Compute the melspectrogram of given signals, typically audio waveforms. It is computed by multiplying spectrogram with Mel filter bank matrix.

Parameters
  • sr (int, optional) – Sample rate. Defaults to 22050.

  • n_fft (int, optional) – The number of frequency components of the discrete Fourier transform. Defaults to 512.

  • hop_length (Optional[int], optional) – The hop length of the short time FFT. If None, it is set to win_length//4. Defaults to None.

  • win_length (Optional[int], optional) – The window length of the short time FFT. If None, it is set to same as n_fft. Defaults to None.

  • window (str, optional) – The window function applied to the signal before the Fourier transform. Supported window functions: ‘hamming’, ‘hann’, ‘kaiser’, ‘gaussian’, ‘exponential’, ‘triang’, ‘bohman’, ‘blackman’, ‘cosine’, ‘tukey’, ‘taylor’. Defaults to ‘hann’.

  • power (float, optional) – Exponent for the magnitude spectrogram. Defaults to 2.0.

  • center (bool, optional) – Whether to pad x to make that the \(t imes hop\_length\) at the center of t-th frame. Defaults to True.

  • pad_mode (str, optional) – Choose padding pattern when center is True. Defaults to ‘reflect’.

  • n_mels (int, optional) – Number of mel bins. Defaults to 64.

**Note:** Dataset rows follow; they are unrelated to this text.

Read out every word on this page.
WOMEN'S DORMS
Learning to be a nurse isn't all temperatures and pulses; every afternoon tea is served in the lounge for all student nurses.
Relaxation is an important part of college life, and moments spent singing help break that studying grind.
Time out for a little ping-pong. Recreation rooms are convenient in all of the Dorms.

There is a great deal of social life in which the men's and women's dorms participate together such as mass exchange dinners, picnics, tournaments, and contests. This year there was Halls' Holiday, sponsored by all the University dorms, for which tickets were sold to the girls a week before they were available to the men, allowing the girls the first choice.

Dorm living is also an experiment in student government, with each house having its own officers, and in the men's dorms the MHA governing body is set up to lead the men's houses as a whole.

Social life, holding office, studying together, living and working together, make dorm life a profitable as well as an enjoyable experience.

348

  • f_min (float, optional) – Minimum frequency in Hz. Defaults to 50.0.

  • f_max (Optional[float], optional) – Maximum frequency in Hz. Defaults to None.

  • htk (bool, optional) – Use HTK formula in computing fbank matrix. Defaults to False.

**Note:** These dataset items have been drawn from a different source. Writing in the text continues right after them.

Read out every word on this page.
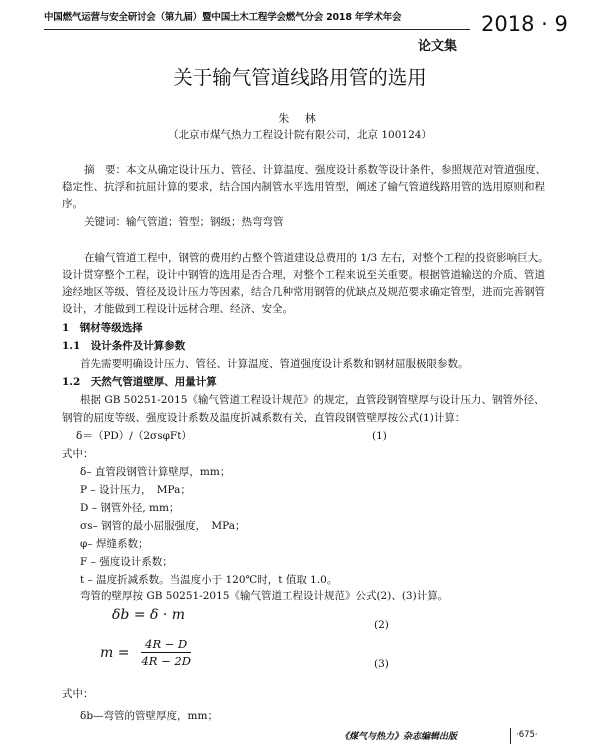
中国燃气运营与安全研讨会（第九届）暨中国土木工程学会燃气分会 2018 年学术年会	2018 · 9
论文集
关于输气管道线路用管的选用
朱 林
（北京市煤气热力工程设计院有限公司，北京 100124）
摘　要：本文从确定设计压力、管径、计算温度、强度设计系数等设计条件，参照规范对管道强度、稳定性、抗浮和抗屈计算的要求，结合国内制管水平选用管型，阐述了输气管道线路用管的选用原则和程序。
关键词：输气管道；管型；钢级；热弯弯管
在输气管道工程中，钢管的费用约占整个管道建设总费用的 1/3 左右，对整个工程的投资影响巨大。设计贯穿整个工程，设计中钢管的选用是否合理，对整个工程来说至关重要。根据管道输送的介质、管道途经地区等级、管径及设计压力等因素，结合几种常用钢管的优缺点及规范要求确定管型，进而完善钢管设计，才能做到工程设计远材合理、经济、安全。
1　钢材等级选择
1.1　设计条件及计算参数
首先需要明确设计压力、管径、计算温度、管道强度设计系数和钢材屈服极限参数。
1.2　天然气管道壁厚、用量计算
根据 GB 50251-2015《输气管道工程设计规范》的规定，直管段钢管壁厚与设计压力、钢管外径、
钢管的屈度等级、强度设计系数及温度折减系数有关，直管段钢管壁厚按公式(1)计算：
δ＝（PD）/（2σsφFt）	(1)
式中：
δ– 直管段钢管计算壁厚，mm；
P – 设计压力，　MPa；
D – 钢管外径, mm；
σs– 钢管的最小屈服强度，　MPa；
φ– 焊缝系数；
F – 强度设计系数；
t – 温度折减系数。当温度小于 120℃时，t 值取 1.0。
弯管的壁厚按 GB 50251-2015《输气管道工程设计规范》公式(2)、(3)计算。
δb = δ · m
(2)
$m = \frac{4R - D}{4R - 2D}$	(3)
式中：
δb—弯管的管壁厚度，mm；
《煤气与热力》杂志编辑出版	·675·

  • norm (Union[str, float], optional) – Type of normalization in computing fbank matrix. Slaney-style is used by default. You can specify norm=1.0/2.0 to use customized p-norm normalization. Defaults to ‘slaney’.

  • dtype (str, optional) – Data type of input and window. Defaults to ‘float32’.

Returns

Layer. An instance of MelSpectrogram.

Examples

>>> import paddle
>>> from paddle.audio.features import MelSpectrogram

>>> sample_rate = 16000
>>> wav_duration = 0.5
>>> num_channels = 1
>>> num_frames = sample_rate * wav_duration
>>> wav_data = paddle.linspace(-1.0, 1.0, num_frames) * 0.1
>>> waveform = wav_data.tile([num_channels, 1])

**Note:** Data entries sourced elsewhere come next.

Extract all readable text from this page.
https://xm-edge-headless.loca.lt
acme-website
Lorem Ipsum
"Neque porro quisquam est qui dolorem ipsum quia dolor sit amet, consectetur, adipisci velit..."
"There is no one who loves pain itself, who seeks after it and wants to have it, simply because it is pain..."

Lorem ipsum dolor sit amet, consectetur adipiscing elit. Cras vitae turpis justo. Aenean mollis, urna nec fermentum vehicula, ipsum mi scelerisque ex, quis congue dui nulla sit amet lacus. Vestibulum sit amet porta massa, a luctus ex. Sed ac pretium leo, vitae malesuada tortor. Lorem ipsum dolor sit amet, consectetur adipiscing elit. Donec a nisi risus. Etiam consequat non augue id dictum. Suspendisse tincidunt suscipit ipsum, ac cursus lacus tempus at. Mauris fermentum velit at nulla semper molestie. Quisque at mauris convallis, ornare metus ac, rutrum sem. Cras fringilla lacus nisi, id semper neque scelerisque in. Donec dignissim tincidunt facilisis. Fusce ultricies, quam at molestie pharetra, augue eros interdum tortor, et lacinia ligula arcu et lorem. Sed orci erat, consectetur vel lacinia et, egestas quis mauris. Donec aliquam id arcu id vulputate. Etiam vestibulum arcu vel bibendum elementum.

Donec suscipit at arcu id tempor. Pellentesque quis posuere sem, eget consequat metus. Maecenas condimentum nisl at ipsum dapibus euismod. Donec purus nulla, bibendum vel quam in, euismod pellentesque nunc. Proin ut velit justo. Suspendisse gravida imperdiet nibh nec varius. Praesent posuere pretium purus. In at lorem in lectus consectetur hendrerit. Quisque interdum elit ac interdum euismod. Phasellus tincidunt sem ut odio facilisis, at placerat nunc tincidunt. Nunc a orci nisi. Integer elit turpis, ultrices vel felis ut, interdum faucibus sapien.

>>> feature_extractor = MelSpectrogram(sr=sample_rate, n_fft=512, window = 'hann', power = 1.0)
>>> feats = feature_extractor(waveform)
forward ( x: paddle.Tensor ) paddle.Tensor

forward

Parameters

x (Tensor) – Tensor of waveforms with shape (N, T)

Returns

Mel spectrograms with shape (N, n_mels, num_frames).

Return type

Tensor